Tinker Dave Beatty and Champ Ferguson's men were the terror of either side throughout Eastern Kentucky and Tennessee until the close of the war.

The Republican Banner, published at Nashville, edited by Henry Watterson and Albert Roberts, dated October 21, 1865, contains the charges against Ferguson read at the gallows. The war had ceased, and Ferguson had been promised his life to surrender; but passions were up, and bad faith led him to his doom.

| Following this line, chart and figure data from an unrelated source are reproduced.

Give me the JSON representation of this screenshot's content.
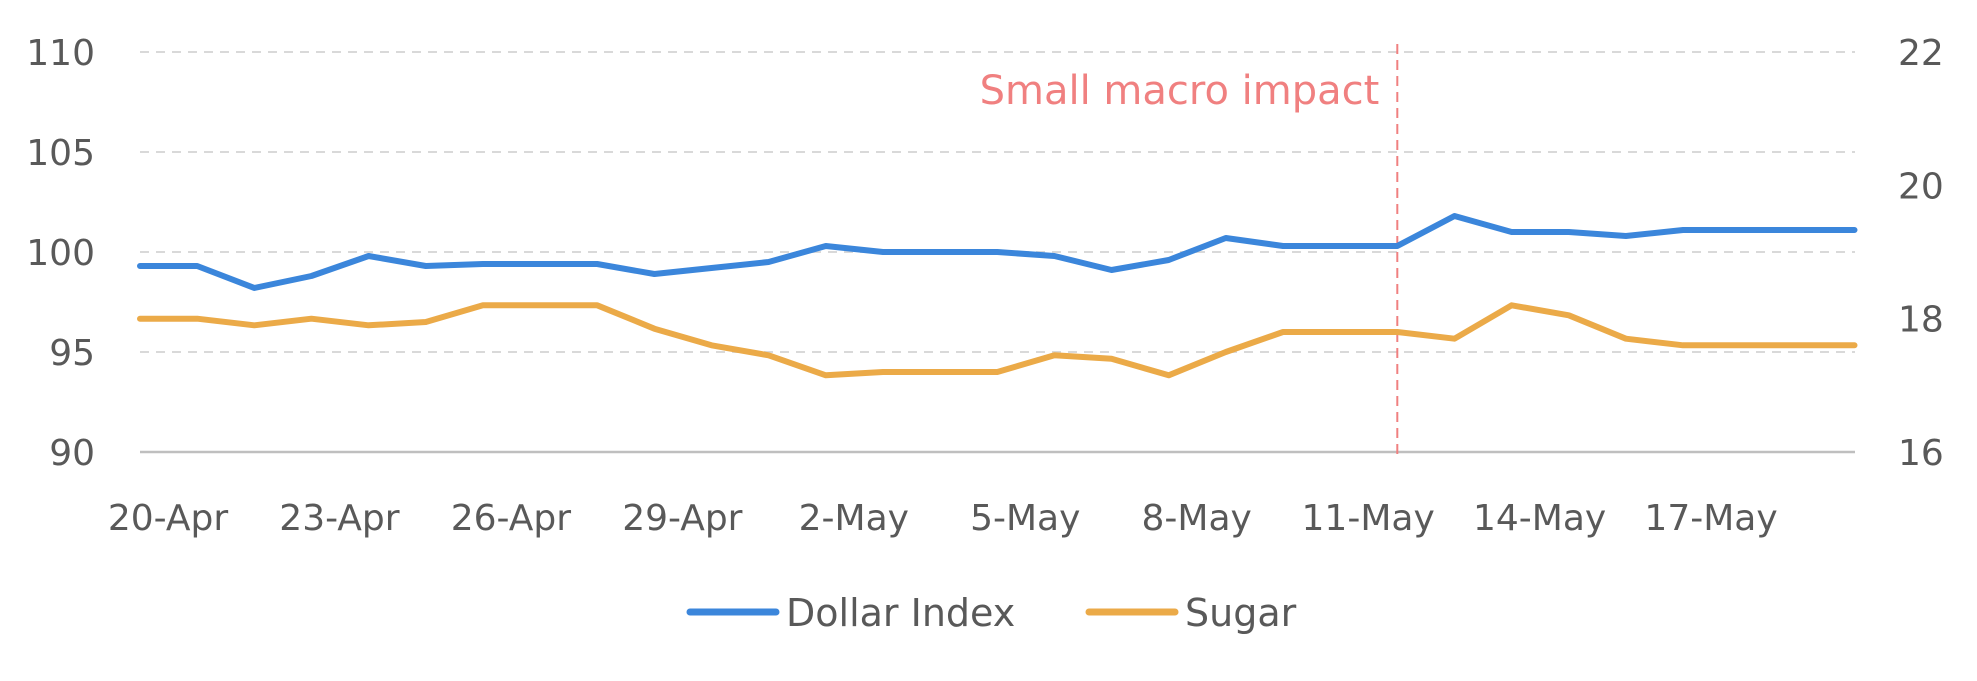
{
  "chart_data": {
    "type": "line",
    "x": [
      "20-Apr",
      "21-Apr",
      "22-Apr",
      "23-Apr",
      "24-Apr",
      "25-Apr",
      "26-Apr",
      "27-Apr",
      "28-Apr",
      "29-Apr",
      "30-Apr",
      "1-May",
      "2-May",
      "3-May",
      "4-May",
      "5-May",
      "6-May",
      "7-May",
      "8-May",
      "9-May",
      "10-May",
      "11-May",
      "12-May",
      "13-May",
      "14-May",
      "15-May",
      "16-May",
      "17-May",
      "18-May",
      "19-May",
      "20-May"
    ],
    "x_tick_labels": [
      "20-Apr",
      "23-Apr",
      "26-Apr",
      "29-Apr",
      "2-May",
      "5-May",
      "8-May",
      "11-May",
      "14-May",
      "17-May"
    ],
    "y_left": {
      "ticks": [
        "110",
        "105",
        "100",
        "95",
        "90"
      ],
      "ylim": [
        90,
        110
      ]
    },
    "y_right": {
      "ticks": [
        "22",
        "20",
        "18",
        "16"
      ],
      "ylim": [
        16,
        22
      ]
    },
    "series": [
      {
        "name": "Dollar Index",
        "axis": "left",
        "color": "#3B86DB",
        "values": [
          99.3,
          99.3,
          98.2,
          98.8,
          99.8,
          99.3,
          99.4,
          99.4,
          99.4,
          98.9,
          99.2,
          99.5,
          100.3,
          100.0,
          100.0,
          100.0,
          99.8,
          99.1,
          99.6,
          100.7,
          100.3,
          100.3,
          100.3,
          101.8,
          101.0,
          101.0,
          100.8,
          101.1,
          101.1,
          101.1,
          101.1
        ]
      },
      {
        "name": "Sugar",
        "axis": "right",
        "color": "#EBAA48",
        "values": [
          18.0,
          18.0,
          17.9,
          18.0,
          17.9,
          17.95,
          18.2,
          18.2,
          18.2,
          17.85,
          17.6,
          17.45,
          17.15,
          17.2,
          17.2,
          17.2,
          17.45,
          17.4,
          17.15,
          17.5,
          17.8,
          17.8,
          17.8,
          17.7,
          18.2,
          18.05,
          17.7,
          17.6,
          17.6,
          17.6,
          17.6
        ]
      }
    ],
    "annotation": {
      "text": "Small macro impact",
      "x": "12-May",
      "color": "#F08080"
    },
    "grid": true,
    "legend": "bottom"
  }
}
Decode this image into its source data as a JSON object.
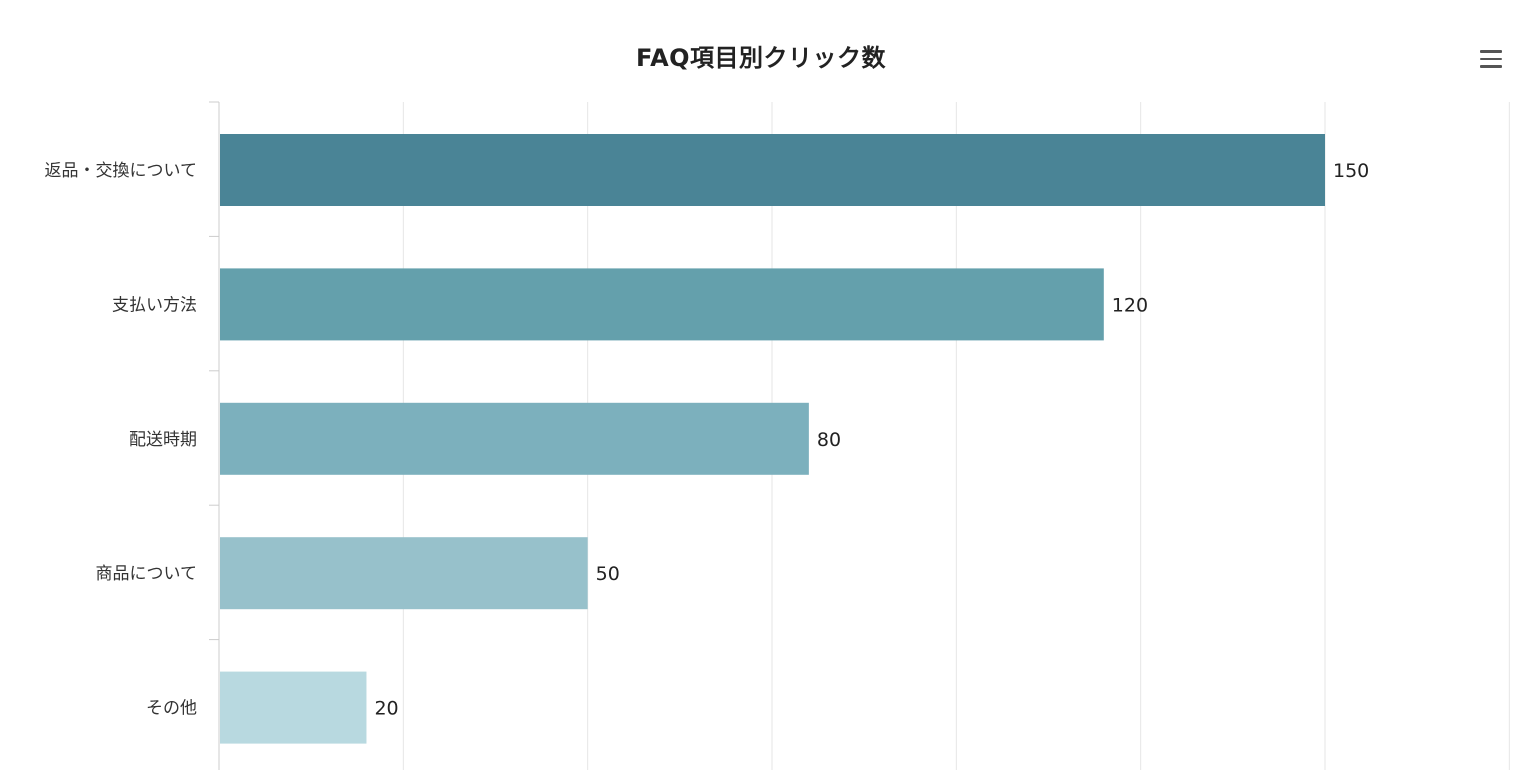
{
  "chart_data": {
    "type": "bar",
    "orientation": "horizontal",
    "title": "FAQ項目別クリック数",
    "categories": [
      "返品・交換について",
      "支払い方法",
      "配送時期",
      "商品について",
      "その他"
    ],
    "values": [
      150,
      120,
      80,
      50,
      20
    ],
    "xlabel": "",
    "ylabel": "",
    "xlim": [
      0,
      175
    ],
    "grid": true,
    "legend": "none",
    "data_labels": [
      "150",
      "120",
      "80",
      "50",
      "20"
    ],
    "colors": [
      "#4a8496",
      "#64a0ac",
      "#7cb0bd",
      "#97c1cb",
      "#b8d9e0"
    ]
  },
  "menu": {
    "icon": "hamburger-menu-icon"
  }
}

"Col. Shafter read aloud the charges, specifications and findings of the court. Ferguson listened intently, his head askance and his eyes fixed musingly on his boots. The list was long and bloody! embracing twenty-three separate cases-how the prisoner about to be executed had cut the throats of the wounded soldiers. Again, how he had murdered an old father whilst the arms of his daughter were Hung about his neck; how he had pursued a victim and killed him, saying, 'That's ninety-seven of the Yankees gone and I'll go and kill three more to make it an even hundred;" how he had mangled wounded men with knives; how he had murdered citizens as well as soldiers, running through four years of desperate cruelty and wrong-were clearly read by Col. Shafter, embracing over one hundred and twenty human beings. Champ nodded approval to ten of the charges. To one he said: 'I could tell it better than that.' Col. Shafter replied 'No doubt you could, for you saw it.'

"When he had finished reading the charges Col. Shafter said: 'Well, Champ, you hear what these say, and I am about to carry them out and execute you. I hope you bear me no malice for the discharge of my duty.' Champ replied: 'Not the least-none in the world.' The Colonel then said: 'Do you want to say anything?' 'No,' replied the prisoner, 'That is, I can't say what I want to say here, and maybe it's no matter anyway.' 'Have you no last request to make?

'Well, I don't want to be cut up by anybody; and when you've done with me I want you to put my body in that coffin and give it to my wife. She'll take me home to White County, on the Calf Killer. There I wish to be buried-not on such soil as this. There is a little graveyard near my house (she knows it), and I want to lie there. If I had my own way, I'd be there now, and not here. I wish you would wipe my face before I go.'

"The Colonel did as requested. The wife and daughter remained near by. Almost unconsciously, the daughter said after the execution: "I hope they are satisfied, and that now we will be let alone.'"

The article thus winds up: "That Champ Ferguson's career was an epitome of blood seems evident, but he possessed the nerve, if he did not the magnanimity, of manhood; and the same courage, fortitude, and purpose, directed by education and good intent, might have crowned a noble life instead of a death upon the gallows tree."

Capt. S. J. Johnston, of the Confederate army, in sending me the picture of Ferguson, says: "This picture was taken in Nashville just before Ferguson was hanged. My farm and home were once owned by Champ Ferguson. He is buried near my home, in White County, Tenn., on the Calf Killer. I can stand on my front piazza and see the tall gray tombstone, that was cut from rock in the mountain not over a mile from his grave."

"The dead should be sacred-in peace let him rest---
Nor trample in scorn o'er the prayer hallowed sod;
The green turf is holy that covers his breast;
Give his faults to the past, leave his soul with his God."